Author here: what's special is that you can go from 0 to spatial data incredibly quickly, in the data generalist tool you're already using. It makes the audience of people working with geospatial data much bigger.
Probably no difference for your use-case (ST_Distance). If you already have data in Postgres, you should continue using Postgis.
In my use case, I use DuckDB because of speed at scale. I have 600GBs of lat-longs in Parquet files on disk.
If I wanted to use Postgis, I would have to ingest all this data into Postgres first.
With DuckDB, I can literally drop into a Jupyter notebook, and do this in under 10 seconds, and the results come back in a flash: (no need to ingest any data ahead of time)
I haven't yet understood this pattern (and I tried using duckdb). Unless you're only ever going to query those files once or twice in your life, importing them into postgres shouldn't be that long and then you can do the same or more than with DuckDB.
Also as a side note, is everyone just using DuckDB in memory? Because as soon as you want some multiple session stuff I'd assume you'd use DuckDB on top of a local database, so again I don't see the point but I'm sure I'm missing something.
> importing them into postgres shouldn't be that long and then you can do the same or more than with DuckDB.
Usually new data is generated regularly and would require creating a separate ETL process to ingest into Postgres. With DuckDB, no ETL is needed. New Parquet files are just read off the disk.
> Also as a side note, is everyone just using DuckDB in memory?
DuckDB is generally used as a single-user, and yes in-memory use case is most common. Not sure about use cases where a single user requires multiple sessions? But DuckDB does have read concurrency, session isolation etc. I believe write serialization is supported in multiple sessions.
With Parquet files, it's append-only so the "write" use-cases tend to be more limited. Generally another process generates those Parquet files. DuckDB just works with them.
This part was not obvious. In a lot of cases geodata is mostly stable and reads/searches dominate over appends. And that’s why we keep this in DB (usually postgis, yes).
So DuckDB is optimised for very different use case and it is not always obvious when it’s mentioned
And now I'm curious whether there's a way to actually index external files (make these queries over 600GB faster) and have this index (or many indices) be persistent. I might have missed that when I looked at the docs...
Ah thanks, of course. I was thinking of dealing with millions of (Geo)JSON files adding up to terabytes, without copying/duplicating them though, mostly indexing. I used to do that with postgres foreign data wrappers and had hopes for duckdb :-). But that's a question for SO or other forum.
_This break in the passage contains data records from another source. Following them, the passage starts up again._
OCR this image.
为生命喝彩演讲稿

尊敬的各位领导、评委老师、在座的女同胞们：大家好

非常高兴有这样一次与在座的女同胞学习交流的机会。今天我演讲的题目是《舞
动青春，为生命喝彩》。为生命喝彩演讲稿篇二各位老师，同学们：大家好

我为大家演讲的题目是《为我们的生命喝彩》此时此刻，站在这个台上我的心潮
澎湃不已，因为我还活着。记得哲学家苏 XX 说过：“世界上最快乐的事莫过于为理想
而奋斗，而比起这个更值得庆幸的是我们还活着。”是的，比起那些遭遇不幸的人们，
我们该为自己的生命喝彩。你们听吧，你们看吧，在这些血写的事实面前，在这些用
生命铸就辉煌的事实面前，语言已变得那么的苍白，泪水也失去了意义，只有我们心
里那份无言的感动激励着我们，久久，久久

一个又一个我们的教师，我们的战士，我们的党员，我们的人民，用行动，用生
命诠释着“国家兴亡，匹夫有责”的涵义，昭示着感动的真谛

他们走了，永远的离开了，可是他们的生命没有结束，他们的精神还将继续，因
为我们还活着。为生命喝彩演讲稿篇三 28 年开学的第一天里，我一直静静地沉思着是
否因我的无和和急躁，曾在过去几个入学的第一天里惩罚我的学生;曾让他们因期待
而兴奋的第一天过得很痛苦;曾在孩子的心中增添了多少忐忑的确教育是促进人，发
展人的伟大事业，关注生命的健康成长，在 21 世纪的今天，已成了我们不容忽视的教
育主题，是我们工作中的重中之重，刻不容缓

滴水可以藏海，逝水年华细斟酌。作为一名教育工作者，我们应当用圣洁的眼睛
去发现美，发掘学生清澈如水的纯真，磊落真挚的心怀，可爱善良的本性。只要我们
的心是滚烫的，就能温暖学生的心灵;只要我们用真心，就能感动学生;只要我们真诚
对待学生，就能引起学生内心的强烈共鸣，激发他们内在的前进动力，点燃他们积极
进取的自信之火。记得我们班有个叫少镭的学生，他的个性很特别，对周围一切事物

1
I haven't used duckDB but the real comparison is presumably postgis? Which is also absent from the discussion, but I think what the author alludes to.
I have no major qualm with pandas and geopandas. However I use it when it's the only practical solution, not because I enjoy using it as a library. It sounds like pandas (or similar) vs a database?
Yeah, PostGIS is readily available, and postgres is much more widely used than DuckDB. Either I don't understand OP's argument for why this is so important or I just don't buy it.
If you're using JavaScript you install Turf. The concept that you can readily install spatial libraries is hardly earth shattering.
Ask anyone that's just starting out with geo pandas about their experience, and I'd be shocked if anyone calls it intuitive and straightforward. To geopandas credit, I think they just inherited many of Pandas' faults (why does a user need to understand indexes to do basic operations, no multi core support, very poor type hinting, etc).